MARSHALL R. WHEELER
Dr. Marshall R. Wheeler, emeritus professor of zoology, University of Texas at Austin, was born April 7, 1917, in Carlinville, Illinois, and died January 3, 2010, in Austin, Texas. He was the son of Ralph and Hester Ward Wheeler. He attended Blackburn College and later received a B.A. degree cum laude at Baylor University. He was a graduate student and teaching assistant with a biology major and entomology minor at Texas A&M University. He transferred to The University of Texas at Austin to working toward a doctoral degree.
During World War II, Wheeler joined the U.S. Navy and served in the Pacific Theater as a medical laboratory technician with a specialty in parasitology. He was chief pharmacist’s mate when he returned to the U.S. mainland. During a short leave of absence, he married Edna Cronquist, a graduate student in botany at UT. After returning to duty, he taught parasitology (malaria) at the School of Tropical Medicine at Treasure Island, California. He was commissioned an ensign and sent to Florida as a control officer in mosquito at the Boca Chica Naval Air Station. Near the end of WWII, he retired from the navy with the rank of lieutenant (j.g.). After the war, he re-entered The University of Texas, and in 1947 was awarded a Ph.D. degree in zoology (genetics). At the invitation of Professors Patterson and Stone, Wheeler stayed on in the UT Austin zoology department initially as instructor, and later achieving rank of Professor, from which retired in 1977.
Wheeler was a key member of UT Austin’s world-renown Drosophila, evolution and genetics group that dominated the zoology department for several decades. His vital role was as the world’s leading taxonomist of the genus Drosophila and more generally the family Drosophilidae. He authored or co-authored over 100 scientific articles in which he named and described more than 250 new species of Drosophila and related genera. His work was vital to research projects by colleagues involving diverse species Drosophila spp. For example, he worked with Wilson Stone in the Marshall Islands to determine the genetic effects of radiation on natural populations. Wheeler also organized the “National Drosophila Species Resource Center” at The University of Texas that maintained about 300 different species in live culture. These were kept for use by researchers at UT and shared freely around the world. This facility was supported by grants from The National Science Foundation, The National Institutes of Health, The Atomic Energy Commission, and others. Some living cultures from Wheeler’s efforts are still maintained in laboratories by Drosophila research groups around the U.S.

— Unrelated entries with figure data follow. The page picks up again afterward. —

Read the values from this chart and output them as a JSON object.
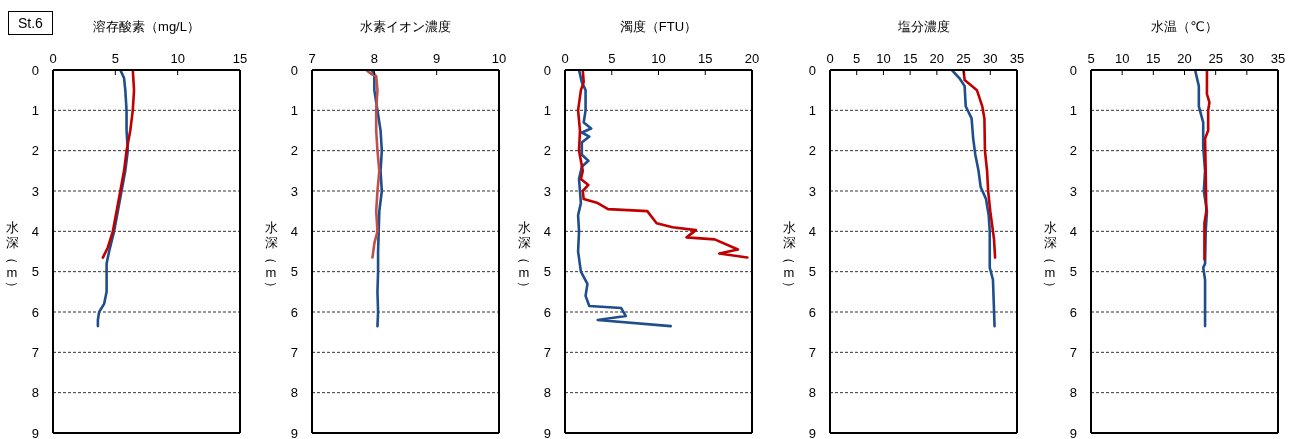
{
  "chart_data": [
    {
      "type": "line",
      "xlabel": "溶存酸素（mg/L）",
      "ylabel": "水深（m）",
      "annotations": [
        "St.6"
      ],
      "xlim": [
        0,
        15
      ],
      "xticks": [
        0,
        5,
        10,
        15
      ],
      "ylim": [
        9,
        0
      ],
      "yticks": [
        0,
        1,
        2,
        3,
        4,
        5,
        6,
        7,
        8,
        9
      ],
      "grid": "y",
      "series": [
        {
          "color": "#1f4e8c",
          "x": [
            5.4,
            5.7,
            5.8,
            5.9,
            5.9,
            6.0,
            5.8,
            5.5,
            5.2,
            4.9,
            4.5,
            4.3,
            4.3,
            4.1,
            3.7,
            3.6,
            3.6
          ],
          "values": [
            0,
            0.2,
            0.5,
            1,
            1.5,
            2,
            2.5,
            3,
            3.5,
            4,
            4.5,
            4.8,
            5.5,
            5.8,
            6,
            6.2,
            6.35
          ]
        },
        {
          "color": "#c00000",
          "x": [
            6.4,
            6.5,
            6.4,
            6.2,
            5.9,
            5.7,
            5.4,
            5.1,
            4.8,
            4.4,
            4.0
          ],
          "values": [
            0,
            0.5,
            1,
            1.5,
            2,
            2.5,
            3,
            3.5,
            4,
            4.4,
            4.65
          ]
        }
      ]
    },
    {
      "type": "line",
      "xlabel": "水素イオン濃度",
      "ylabel": "水深（m）",
      "xlim": [
        7,
        10
      ],
      "xticks": [
        7,
        8,
        9,
        10
      ],
      "ylim": [
        9,
        0
      ],
      "yticks": [
        0,
        1,
        2,
        3,
        4,
        5,
        6,
        7,
        8,
        9
      ],
      "grid": "y",
      "series": [
        {
          "color": "#1f4e8c",
          "x": [
            7.95,
            8.0,
            8.0,
            8.05,
            8.1,
            8.12,
            8.1,
            8.12,
            8.08,
            8.07,
            8.06,
            8.06,
            8.05,
            8.06,
            8.05
          ],
          "values": [
            0,
            0.1,
            0.5,
            1,
            1.5,
            2,
            2.5,
            3,
            3.5,
            4,
            4.5,
            5,
            5.5,
            6,
            6.35
          ]
        },
        {
          "color": "#c0504d",
          "x": [
            7.87,
            7.95,
            8.03,
            8.05,
            8.03,
            8.03,
            8.05,
            8.08,
            8.05,
            8.03,
            8.05,
            8.0,
            7.97
          ],
          "values": [
            0,
            0.1,
            0.15,
            0.5,
            1,
            1.5,
            2,
            2.5,
            3,
            3.5,
            4,
            4.3,
            4.65
          ]
        }
      ]
    },
    {
      "type": "line",
      "xlabel": "濁度（FTU）",
      "ylabel": "水深（m）",
      "xlim": [
        0,
        20
      ],
      "xticks": [
        0,
        5,
        10,
        15,
        20
      ],
      "ylim": [
        9,
        0
      ],
      "yticks": [
        0,
        1,
        2,
        3,
        4,
        5,
        6,
        7,
        8,
        9
      ],
      "grid": "y",
      "series": [
        {
          "color": "#1f4e8c",
          "x": [
            1.5,
            1.8,
            2.2,
            2.2,
            2.0,
            2.8,
            1.8,
            2.6,
            1.8,
            1.8,
            2.5,
            1.8,
            1.5,
            1.6,
            1.7,
            1.4,
            1.5,
            1.4,
            1.7,
            2.4,
            2.2,
            2.6,
            6.0,
            6.5,
            3.5,
            11.3
          ],
          "values": [
            0,
            0.3,
            0.5,
            1,
            1.3,
            1.45,
            1.55,
            1.65,
            1.8,
            2.1,
            2.25,
            2.4,
            2.7,
            3,
            3.3,
            3.6,
            4,
            4.5,
            5,
            5.3,
            5.6,
            5.85,
            5.9,
            6.1,
            6.2,
            6.35
          ]
        },
        {
          "color": "#c00000",
          "x": [
            1.9,
            2.0,
            1.7,
            1.4,
            1.6,
            1.5,
            1.9,
            1.7,
            2.5,
            1.9,
            2.0,
            3.5,
            4.6,
            8.8,
            9.8,
            11.5,
            14.0,
            13.0,
            16.0,
            18.5,
            16.5,
            19.5
          ],
          "values": [
            0,
            0.3,
            0.5,
            1,
            1.5,
            2,
            2.5,
            2.7,
            2.85,
            3.0,
            3.2,
            3.3,
            3.45,
            3.5,
            3.8,
            3.9,
            3.97,
            4.15,
            4.2,
            4.45,
            4.55,
            4.65
          ]
        }
      ]
    },
    {
      "type": "line",
      "xlabel": "塩分濃度",
      "ylabel": "水深（m）",
      "xlim": [
        0,
        35
      ],
      "xticks": [
        0,
        5,
        10,
        15,
        20,
        25,
        30,
        35
      ],
      "ylim": [
        9,
        0
      ],
      "yticks": [
        0,
        1,
        2,
        3,
        4,
        5,
        6,
        7,
        8,
        9
      ],
      "grid": "y",
      "series": [
        {
          "color": "#1f4e8c",
          "x": [
            22.8,
            24.2,
            25.2,
            25.4,
            26.5,
            26.8,
            27.2,
            27.8,
            28.2,
            29.2,
            29.7,
            29.9,
            29.9,
            30.5,
            30.8
          ],
          "values": [
            0,
            0.2,
            0.4,
            0.9,
            1.2,
            1.7,
            2.1,
            2.5,
            2.9,
            3.2,
            3.6,
            4,
            4.9,
            5.2,
            6.35
          ]
        },
        {
          "color": "#c00000",
          "x": [
            25.0,
            25.2,
            27.5,
            28.5,
            28.9,
            29.0,
            29.4,
            29.6,
            30.0,
            30.7,
            30.9
          ],
          "values": [
            0,
            0.25,
            0.5,
            0.9,
            1.2,
            2,
            2.5,
            3,
            3.5,
            4.2,
            4.65
          ]
        }
      ]
    },
    {
      "type": "line",
      "xlabel": "水温（℃）",
      "ylabel": "水深（m）",
      "xlim": [
        5,
        35
      ],
      "xticks": [
        5,
        10,
        15,
        20,
        25,
        30,
        35
      ],
      "ylim": [
        9,
        0
      ],
      "yticks": [
        0,
        1,
        2,
        3,
        4,
        5,
        6,
        7,
        8,
        9
      ],
      "grid": "y",
      "series": [
        {
          "color": "#1f4e8c",
          "x": [
            21.7,
            22.3,
            22.3,
            23.0,
            23.0,
            23.3,
            23.1,
            23.6,
            23.4,
            23.3,
            23.0,
            23.3,
            23.3
          ],
          "values": [
            0,
            0.4,
            0.9,
            1.3,
            1.9,
            2.5,
            3,
            3.5,
            4,
            4.8,
            4.9,
            5.2,
            6.35
          ]
        },
        {
          "color": "#c00000",
          "x": [
            23.6,
            23.6,
            24.0,
            23.8,
            23.8,
            23.3,
            23.4,
            23.5,
            23.2,
            23.2
          ],
          "values": [
            0,
            0.6,
            0.8,
            1.0,
            1.5,
            1.7,
            2.5,
            3.5,
            3.8,
            4.7
          ]
        }
      ]
    }
  ]
}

Wheeler and others collected thousands of drosophilid specimens in the U.S. and Central and South America, Japan and Pacific Islands that now are maintained in the National Museum of Natural History, Washington, D.C., and the American Museum of Natural History, New York City. Eight new Drosophila species, including one fossil, have been named “Wheeleri” in his honor by other taxonomists of the group. His work on the Hawaiian Drosophila, in particular, set the stage for one of the best model systems for the study of diversification and speciation, the study of which was still accelerating at the time of Wheeler’s death.
Marshall Wheeler enjoyed teaching and received numerous teaching awards during his tenure at UT. A former UT undergraduate, now a physician in Austin said of Wheeler’s class: “I had Dr. Wheeler for basic genetics in 1974 or 1975. First I felt that with his work with Drosophila he was a perfect person to teach genetics, and bringing in examples from his past research really brought genetics to life. He wasn’t a flashy teacher but his complete understanding of the subject matter and confidence were inspiring----- He was just a Class Act in my opinion.”
Wheeler served as president of the Southwestern Association of Naturalists and of the Southwestern Entomological Society. He was an editor of the Annals of the Entomological Society of America, and also of a series, Studies in Genetics, published by the Genetics Foundation of The University of Texas. He was a member of The Wilderness Society, the Nature Conservancy, Audubon Society, and other organizations. He held the belief that all efforts to preserve our natural world were worth supporting. After his retirement he pursued his hobby-- growing and hybridizing daylilies-- and was passionately in pursuit of the elusive blue daylily.
In 1993, Wheeler published his autobiography, Looking Back (the family genealogical research published in Our Wheeler Family (1997). He published a short paperback novel in 1999 describing the coming of age of “Danny,” a teenage boy. Marshall Wheeler was survived by his former wife, Linda Lackner Wheeler, Ph.D.; a daughter, Karen Wheeler, DVM; and by a son, Carson L. Wheeler, all who reside in the Austin area; by a daughter and son-in-law, Rev. Sandra and Mark Heu, of Honolulu, Hawaii; and by two sisters: Lois Sanders, of Perryville, Missouri, and Roberta Lindahl of Morganton, North Carolina.
William Powers Jr., President
The University of Texas at Austin
Sue Alexander Greninger, Secretary
The General Faculty
This memorial resolution was prepared by a special committee consisting of Professors Lawrence Gilbert (chair) and Dick Richardson.